USF Back in Northeast

USF Back in Northeast

Copyright 2004, Traffic World, Inc.

The terminal gates hardly were shut at USF Red Star when USF drove back into the Northeast. The LTL operator''s USF Holland unit set up shop in select Red Star facilities and rehired some Red Star Teamsters.

USF''s quick return to the Northeast brings some relief to shippers in one of the nation''s busiest trucking markets, a region that has lost more than $1 billion in LTL capacity over the last several years as carrier after carrier went belly up.

USF Holland''s eastward expansion also resolves a dilemma for USF - how to move freight between the Northeast and other regions. When USF shut down Red Star May 23 it lost about $50 million in annual interline revenue.

In addition, Holland''s expansion salves USF''s bruised relationship with the International Brotherhood of Teamsters.

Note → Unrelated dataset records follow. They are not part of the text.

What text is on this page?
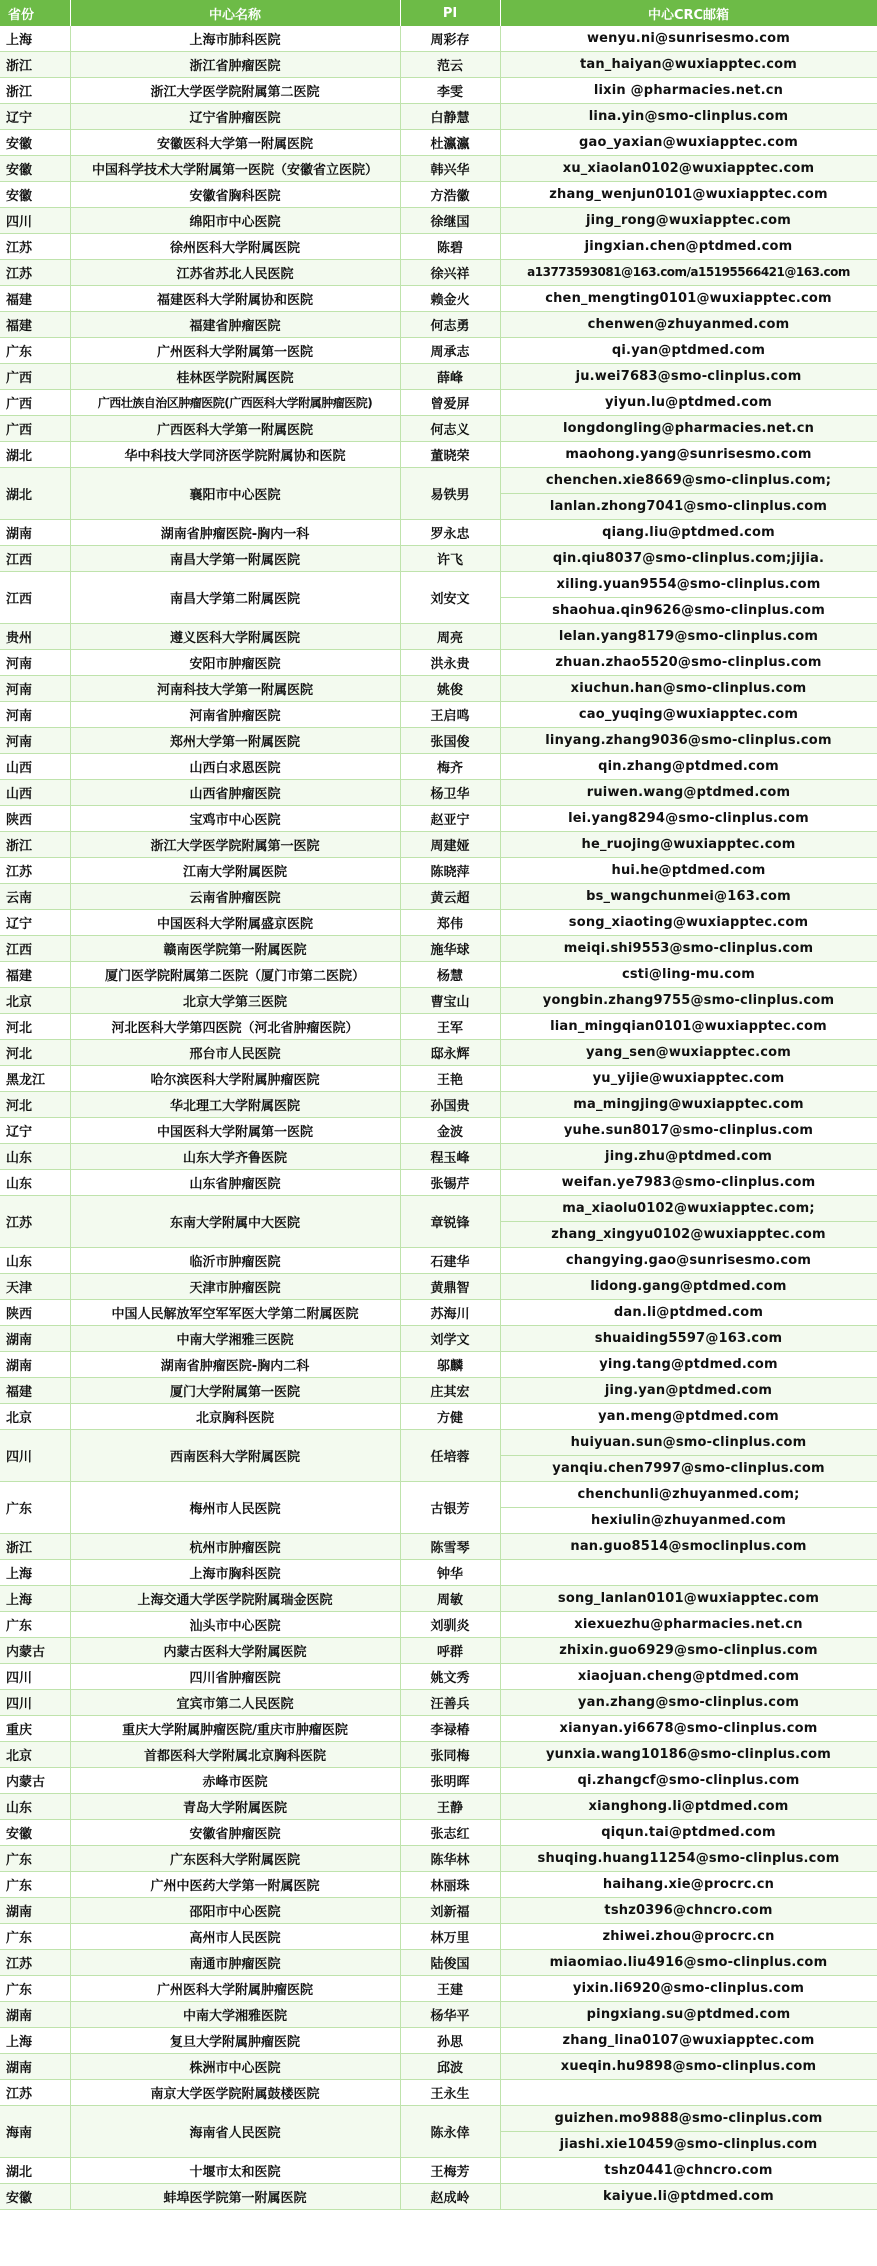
省份	中心名称	PI	中心CRC邮箱
上海	上海市肺科医院	周彩存	wenyu.ni@sunrisesmo.com

浙江	浙江省肿瘤医院	范云	tan_haiyan@wuxiapptec.com

浙江	浙江大学医学院附属第二医院	李雯	lixin @pharmacies.net.cn

辽宁	辽宁省肿瘤医院	白静慧	lina.yin@smo-clinplus.com

安徽	安徽医科大学第一附属医院	杜瀛瀛	gao_yaxian@wuxiapptec.com

安徽	中国科学技术大学附属第一医院（安徽省立医院）	韩兴华	xu_xiaolan0102@wuxiapptec.com

安徽	安徽省胸科医院	方浩徽	zhang_wenjun0101@wuxiapptec.com

四川	绵阳市中心医院	徐继国	jing_rong@wuxiapptec.com

江苏	徐州医科大学附属医院	陈碧	jingxian.chen@ptdmed.com

江苏	江苏省苏北人民医院	徐兴祥	a13773593081@163.com/a15195566421@163.com

福建	福建医科大学附属协和医院	赖金火	chen_mengting0101@wuxiapptec.com

福建	福建省肿瘤医院	何志勇	chenwen@zhuyanmed.com

广东	广州医科大学附属第一医院	周承志	qi.yan@ptdmed.com

广西	桂林医学院附属医院	薛峰	ju.wei7683@smo-clinplus.com

广西	广西壮族自治区肿瘤医院(广西医科大学附属肿瘤医院)	曾爱屏	yiyun.lu@ptdmed.com

广西	广西医科大学第一附属医院	何志义	longdongling@pharmacies.net.cn

湖北	华中科技大学同济医学院附属协和医院	董晓荣	maohong.yang@sunrisesmo.com

湖北	襄阳市中心医院	易铁男	chenchen.xie8669@smo-clinplus.com;
lanlan.zhong7041@smo-clinplus.com

湖南	湖南省肿瘤医院-胸内一科	罗永忠	qiang.liu@ptdmed.com

江西	南昌大学第一附属医院	许飞	qin.qiu8037@smo-clinplus.com;jijia.

江西	南昌大学第二附属医院	刘安文	xiling.yuan9554@smo-clinplus.com
shaohua.qin9626@smo-clinplus.com

贵州	遵义医科大学附属医院	周亮	lelan.yang8179@smo-clinplus.com

河南	安阳市肿瘤医院	洪永贵	zhuan.zhao5520@smo-clinplus.com

河南	河南科技大学第一附属医院	姚俊	xiuchun.han@smo-clinplus.com

河南	河南省肿瘤医院	王启鸣	cao_yuqing@wuxiapptec.com

河南	郑州大学第一附属医院	张国俊	linyang.zhang9036@smo-clinplus.com

山西	山西白求恩医院	梅齐	qin.zhang@ptdmed.com

山西	山西省肿瘤医院	杨卫华	ruiwen.wang@ptdmed.com

陕西	宝鸡市中心医院	赵亚宁	lei.yang8294@smo-clinplus.com

浙江	浙江大学医学院附属第一医院	周建娅	he_ruojing@wuxiapptec.com

江苏	江南大学附属医院	陈晓萍	hui.he@ptdmed.com

云南	云南省肿瘤医院	黄云超	bs_wangchunmei@163.com

辽宁	中国医科大学附属盛京医院	郑伟	song_xiaoting@wuxiapptec.com

江西	赣南医学院第一附属医院	施华球	meiqi.shi9553@smo-clinplus.com

福建	厦门医学院附属第二医院（厦门市第二医院）	杨慧	csti@ling-mu.com

北京	北京大学第三医院	曹宝山	yongbin.zhang9755@smo-clinplus.com

河北	河北医科大学第四医院（河北省肿瘤医院）	王军	lian_mingqian0101@wuxiapptec.com

河北	邢台市人民医院	邸永辉	yang_sen@wuxiapptec.com

黑龙江	哈尔滨医科大学附属肿瘤医院	王艳	yu_yijie@wuxiapptec.com

河北	华北理工大学附属医院	孙国贵	ma_mingjing@wuxiapptec.com

辽宁	中国医科大学附属第一医院	金波	yuhe.sun8017@smo-clinplus.com

山东	山东大学齐鲁医院	程玉峰	jing.zhu@ptdmed.com

山东	山东省肿瘤医院	张锡芹	weifan.ye7983@smo-clinplus.com

江苏	东南大学附属中大医院	章锐锋	ma_xiaolu0102@wuxiapptec.com;
zhang_xingyu0102@wuxiapptec.com

山东	临沂市肿瘤医院	石建华	changying.gao@sunrisesmo.com

天津	天津市肿瘤医院	黄鼎智	lidong.gang@ptdmed.com

陕西	中国人民解放军空军军医大学第二附属医院	苏海川	dan.li@ptdmed.com

湖南	中南大学湘雅三医院	刘学文	shuaiding5597@163.com

湖南	湖南省肿瘤医院-胸内二科	邬麟	ying.tang@ptdmed.com

福建	厦门大学附属第一医院	庄其宏	jing.yan@ptdmed.com

北京	北京胸科医院	方健	yan.meng@ptdmed.com

四川	西南医科大学附属医院	任培蓉	huiyuan.sun@smo-clinplus.com
yanqiu.chen7997@smo-clinplus.com

广东	梅州市人民医院	古银芳	chenchunli@zhuyanmed.com;
hexiulin@zhuyanmed.com

浙江	杭州市肿瘤医院	陈雪琴	nan.guo8514@smoclinplus.com

上海	上海市胸科医院	钟华	

上海	上海交通大学医学院附属瑞金医院	周敏	song_lanlan0101@wuxiapptec.com

广东	汕头市中心医院	刘驯炎	xiexuezhu@pharmacies.net.cn

内蒙古	内蒙古医科大学附属医院	呼群	zhixin.guo6929@smo-clinplus.com

四川	四川省肿瘤医院	姚文秀	xiaojuan.cheng@ptdmed.com

四川	宜宾市第二人民医院	汪善兵	yan.zhang@smo-clinplus.com

重庆	重庆大学附属肿瘤医院/重庆市肿瘤医院	李禄椿	xianyan.yi6678@smo-clinplus.com

北京	首都医科大学附属北京胸科医院	张同梅	yunxia.wang10186@smo-clinplus.com

内蒙古	赤峰市医院	张明晖	qi.zhangcf@smo-clinplus.com

山东	青岛大学附属医院	王静	xianghong.li@ptdmed.com

安徽	安徽省肿瘤医院	张志红	qiqun.tai@ptdmed.com

广东	广东医科大学附属医院	陈华林	shuqing.huang11254@smo-clinplus.com

广东	广州中医药大学第一附属医院	林丽珠	haihang.xie@procrc.cn

湖南	邵阳市中心医院	刘新福	tshz0396@chncro.com

广东	高州市人民医院	林万里	zhiwei.zhou@procrc.cn

江苏	南通市肿瘤医院	陆俊国	miaomiao.liu4916@smo-clinplus.com

广东	广州医科大学附属肿瘤医院	王建	yixin.li6920@smo-clinplus.com

湖南	中南大学湘雅医院	杨华平	pingxiang.su@ptdmed.com

上海	复旦大学附属肿瘤医院	孙思	zhang_lina0107@wuxiapptec.com

湖南	株洲市中心医院	邱波	xueqin.hu9898@smo-clinplus.com

江苏	南京大学医学院附属鼓楼医院	王永生	

海南	海南省人民医院	陈永倖	guizhen.mo9888@smo-clinplus.com
jiashi.xie10459@smo-clinplus.com

湖北	十堰市太和医院	王梅芳	tshz0441@chncro.com

安徽	蚌埠医学院第一附属医院	赵成岭	kaiyue.li@ptdmed.com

The union lost 1,600 jobs when USF shut down Red Star after a two-day, company-wide strike. By agreeing to rehire about 500 of those Teamsters and create up to 700 new union jobs in the Midwest, USF defused a potential labor conflict and reassured investors, analysts and financial markets.

"While we had anticipated USF moving back into the Northeast either through acquisition or organic expansion we were surprised to see action taken so quickly and with Teamster endorsement," said Bear, Stearns investment analyst Edward Wolfe. Labor reprisals, "while always possible, are growing less likely," said Wolfe.

"Given what appears to be a near-term agreement with the Teamsters and the current red-hot LTL environment we believe management''s swift action has mitigated most of our concerns about USF''s turnaround," said Morgan Stanley transportation analyst James Valentine.

The Teamsters said Holland agreed to hire former Red Star workers at a significantly higher rate than provided for under the National Master Freight Agreement and on a faster schedule. They will participate in the same health and welfare programs and pension fund they belonged to at Red Star. They also will retain seniority, said Tyson Johnson, national freight director for the union. "This is a step in the right direction for those workers who were harmed by USF Red Star''s closure," said Teamster President James P. "Jimmy" Hoffa.

For USF, the return to the Northeast means it is replacing a long-troubled unit with the largest and most profitable of USF''s four regional LTL carriers.

USF Holland is on track for 11 percent revenue growth and 22 percent year-over-year operating growth in the second quarter, with a 92.9 operating ratio, Bear, Stearns estimates. USF Holland had about $984 million in revenue last year.

Holland is led by President Steve Caddy, who until last November was in charge of USF Red Star. His new company enters the Northeast with more flexibility and lower labor costs than Red Star, said Valentine. "Given that Holland is starting with a blank slate in the Northeast we believe it will selectively enter the most profitable lanes vacated by Red Star," he said.

USF Holland only plans to operate from eight of the 27 terminals formerly operated by its sister company. That would allow for managed growth at USF Holland while keeping upward pressure on LTL rates in the region, which have been rising as capacity has left the market.

"Holland will be a more formidable competitor than Red Star," said DavidWard, president of Ward Trucking, an 11-state regional carrier based in Altoona, Pa. "They''ll fill with very little interruption the void left by Red Star."

USF''s move is similar to what Con-Way Transportation pursued in the 1990s when it expanded Con-Way Central''s territory into the East after closing Con-Way Eastern. But Con-Way replaced a unionized company with a nonunion operation. USF is expanding a successful unionized company.

Moving into the Northeast through acquisition such as Roadway Services'' purchase of Coles Express has proved more difficult. Roadway Services'' successor Caliber System tried to combine Coles and several other regional carriers and failed.

USF shut down USF Red Star May 15 following a two-day strike against the company that began when 15 nonunion office workers in Philadelphia walked off the job. About 20 percent of the company''s shippers immediately shifted freight to competing carriers, a loss the 70-year-old carrier said it could not sustain. "Realistically, we know many of those customers are gone forever," USF Chairman, President and CEO Richard P. DiStasio said in May.

Now he hopes that the expansion of USF Holland and peace with the Teamsters can bring them back. "After looking at a number of options as to how best re-establish USF''s national LTL service area, we felt that USF Holland''s plan to expand would be the most beneficial for our customers," he said.

USF already has eliminated a problem faced by Red Star - its agreement with the Teamsters includes an election protocol for USF Holland office workers.